Member Update: Building safety first – a culture change in construction

GAI attended the recent Building Safety First conference in London, where construction leaders came together to assess where the industry is in terms of the building safety and competence agendas, as well as the next steps forward. 

One message from this event stood out – that industry should not wait for regulation, legislation, new standards or external forces to be set in place. Those who seek to drive positive change in the sector should act now. 

Public trust

Following the Grenfell Tower tragedy, Dame Judith Hackitt’s Independent Review of Building Regulations and Fire Safety, (the Hackitt report) found that the regulatory system for high-rise and complex buildings was not fit for purpose.  Since then, there has been a significant drive from UK Government to make positive change within the culture of the construction industry. One such change is to increase levels of competence in all aspects of the built environment.

Speaking at the event, Dame Judith said that while the new regulation which is planned will help drive culture change, it will not rebuild the public trust in the construction industry which has been lost following Grenfell.  In order to do that we all must play our part and step up. While there is a recognition that much good progress has been made through bodies such as Competence Steering Group and Industry Safety Steering Group, the pace of change is not happening quickly enough.

The event highlighted how sectors such as the chemical industry were able to work together to increase levels of safety after devastating tragedies such as Piper Alpha, and the gauntlet was thrown down for the construction industry to do the same. We were also reminded how culture change could be achieved in the construction sector in the pandemic through the Construction Leadership Council. Their work helped the industry to stay open through strong leadership and practical guidance, such as the creation of the Site Operating Procedures which are continually revised and still in use.

Drivers of change

So what are the changes which are coming down the track and what part have we in the ironmongery sector played?

Change will be driven by new legislation such as the Building Safety Bill for England and Wales, which will receive Royal Assent in 2022. This will create powers to strengthen the regulation of construction products placed on the UK market, ensuring all products are covered by a regulatory regime. This will introduce new rules stating that construction products need to be safe, in a policy similar to the one for consumer products.  

There will also be a suite of new competence standards. This includes the new British Standard Flex 8670, as well as a number of new standards which are due to be published in 2022 and which will hugely impact three key roles – Principal Designer (PAS 8671), Principal Contractor (PAS 8672) and Building Safety Manager (PAS 8673).  

The Government has also set up the Interim Industry Competence Committee (IICC), whose aim is to provide strategic leadership and oversight of the industry’s work to facilitate improvement of competence in the built environment sector.

A number of other initiatives have also been set up by the industry itself, with one of the most relevant for the construction product sector being the Code for Construction Products Information. The objective of the Code is that any claim made about a Construction Product must be substantiated by appropriate, clear, and unambiguous evidence.  The CCPI is built around these five ‘acid tests’ - product information must be: clear; accurate; up-to-date; accessible; and unambiguous. The aim is that clients, specifiers, and users will insist on working only with CCPI-compliant products.

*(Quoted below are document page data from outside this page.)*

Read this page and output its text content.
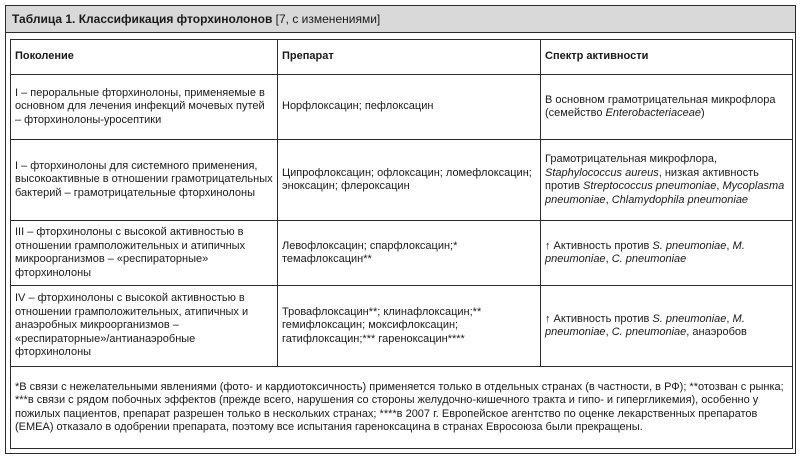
Таблица 1. Классификация фторхинолонов [7, с изменениями]
Поколение	Препарат	Спектр активности
I – пероральные фторхинолоны, применяемые в основном для лечения инфекций мочевых путей – фторхинолоны-уросептики	Норфлоксацин; пефлоксацин	В основном грамотрицательная микрофлора (семейство Enterobacteriaceae)
I – фторхинолоны для системного применения, высокоактивные в отношении грамотрицательных бактерий – грамотрицательные фторхинолоны	Ципрофлоксацин; офлоксацин; ломефлоксацин; эноксацин; флероксацин	Грамотрицательная микрофлора, Staphylococcus aureus, низкая активность против Streptococcus pneumoniae, Mycoplasma pneumoniae, Chlamydophila pneumoniae
III – фторхинолоны с высокой активностью в отношении грамположительных и атипичных микроорганизмов – «респираторные» фторхинолоны	Левофлоксацин; спарфлоксацин;* темафлоксацин**	↑ Активность против S. pneumoniae, M. pneumoniae, C. pneumoniae
IV – фторхинолоны с высокой активностью в отношении грамположительных, атипичных и анаэробных микроорганизмов – «респираторные»/антианаэробные фторхинолоны	Тровафлоксацин**; клинафлоксацин;** гемифлоксацин; моксифлоксацин; гатифлоксацин;*** гареноксацин****	↑ Активность против S. pneumoniae, M. pneumoniae, C. pneumoniae, анаэробов
*В связи с нежелательными явлениями (фото- и кардиотоксичность) применяется только в отдельных странах (в частности, в РФ); **отозван с рынка; ***в связи с рядом побочных эффектов (прежде всего, нарушения со стороны желудочно-кишечного тракта и гипо- и гипергликемия), особенно у пожилых пациентов, препарат разрешен только в нескольких странах; ****в 2007 г. Европейское агентство по оценке лекарственных препаратов (EMEA) отказало в одобрении препарата, поэтому все испытания гареноксацина в странах Евросоюза были прекращены.		
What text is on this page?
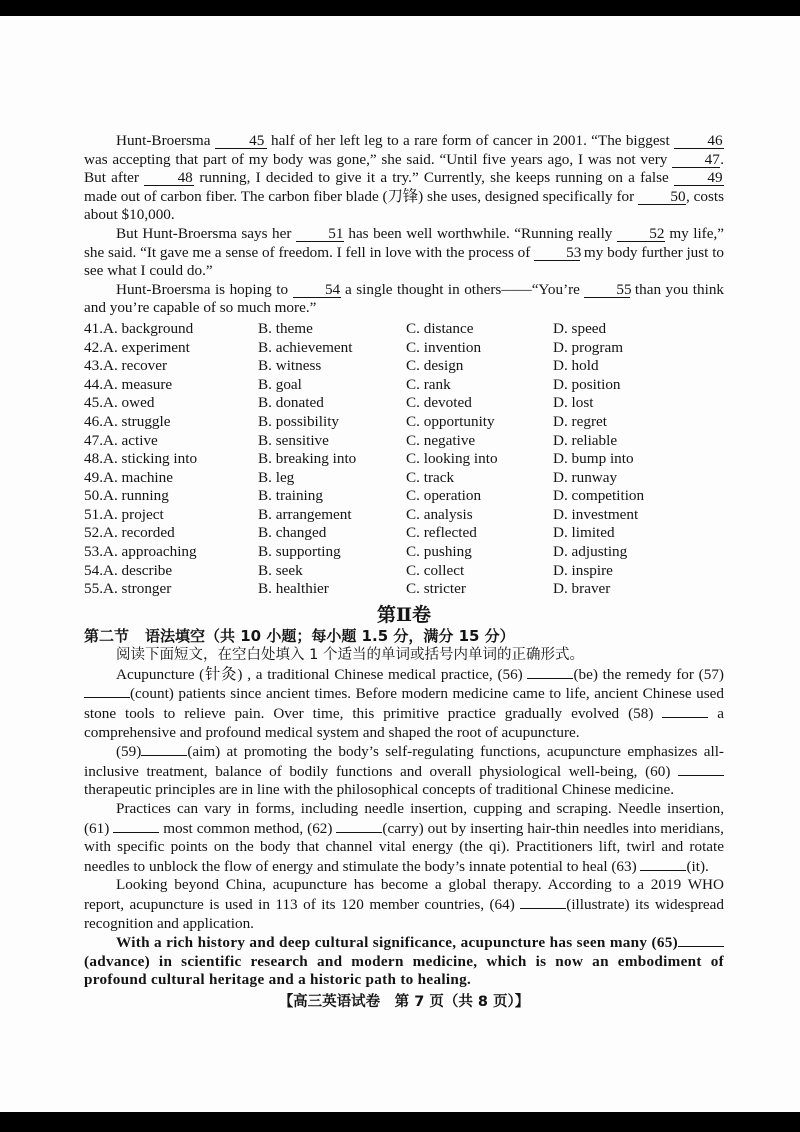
Hunt-Broersma 45 half of her left leg to a rare form of cancer in 2001. “The biggest 46 was accepting that part of my body was gone,” she said. “Until five years ago, I was not very 47. But after 48 running, I decided to give it a try.” Currently, she keeps running on a false 49 made out of carbon fiber. The carbon fiber blade (刀锋) she uses, designed specifically for 50, costs about $10,000.

But Hunt-Broersma says her 51 has been well worthwhile. “Running really 52 my life,” she said. “It gave me a sense of freedom. I fell in love with the process of 53 my body further just to see what I could do.”

Hunt-Broersma is hoping to 54 a single thought in others——“You’re 55 than you think and you’re capable of so much more.”

41.A. background	B. theme	C. distance	D. speed
42.A. experiment	B. achievement	C. invention	D. program
43.A. recover	B. witness	C. design	D. hold
44.A. measure	B. goal	C. rank	D. position
45.A. owed	B. donated	C. devoted	D. lost
46.A. struggle	B. possibility	C. opportunity	D. regret
47.A. active	B. sensitive	C. negative	D. reliable
48.A. sticking into	B. breaking into	C. looking into	D. bump into
49.A. machine	B. leg	C. track	D. runway
50.A. running	B. training	C. operation	D. competition
51.A. project	B. arrangement	C. analysis	D. investment
52.A. recorded	B. changed	C. reflected	D. limited
53.A. approaching	B. supporting	C. pushing	D. adjusting
54.A. describe	B. seek	C. collect	D. inspire
55.A. stronger	B. healthier	C. stricter	D. braver
第Ⅱ卷
第二节 语法填空（共 10 小题；每小题 1.5 分，满分 15 分）
阅读下面短文，在空白处填入 1 个适当的单词或括号内单词的正确形式。

Acupuncture (针灸) , a traditional Chinese medical practice, (56)	(be) the remedy for (57) (count) patients since ancient times. Before modern medicine came to life, ancient Chinese used stone tools to relieve pain. Over time, this primitive practice gradually evolved (58)	a comprehensive and profound medical system and shaped the root of acupuncture.

(59)	(aim) at promoting the body’s self-regulating functions, acupuncture emphasizes all-inclusive treatment, balance of bodily functions and overall physiological well-being, (60)  therapeutic principles are in line with the philosophical concepts of traditional Chinese medicine.

Practices can vary in forms, including needle insertion, cupping and scraping. Needle insertion, (61)	most common method, (62)	(carry) out by inserting hair-thin needles into meridians, with specific points on the body that channel vital energy (the qi). Practitioners lift, twirl and rotate needles to unblock the flow of energy and stimulate the body’s innate potential to heal (63)	(it).

Looking beyond China, acupuncture has become a global therapy. According to a 2019 WHO report, acupuncture is used in 113 of its 120 member countries, (64)	(illustrate) its widespread recognition and application.

With a rich history and deep cultural significance, acupuncture has seen many (65) (advance) in scientific research and modern medicine, which is now an embodiment of profound cultural heritage and a historic path to healing.

【高三英语试卷　第 7 页（共 8 页）】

During the Building Safety First Conference, the CCPI was singled out by many parties including Government, insurers and regulators as an opportunity for construction product manufacturers and distributors to demonstrate their commitment to change. Any GAI member seeking to engage in this process is encouraged to contact the Guild for further information and assistance. 

The role of the GAI

GAI is proud to play its part in this process, contributing to the competence agenda by representing our membership as well as the wider construction products sector on a number of key committees. 

These include chairing WG12 for Competence in Construction Products, membership of Competence Steering Group, WG7 for Designers, and a sub-committee of the HSE Interim Industry Competence Committee. We also have representation on the drafting panels for the new suite of standards.

GAI has always placed increased competence at the top of its agenda, having educated and accredited architectural ironmongery professionals since 1961. By continually improving our education offer, particularly at DipGAI and RegAI level, and increasing our commitment to continuing professional development for all in the sector, we are focused on helping our members to achieve the required competencies and demonstrate them to the wider construction industry.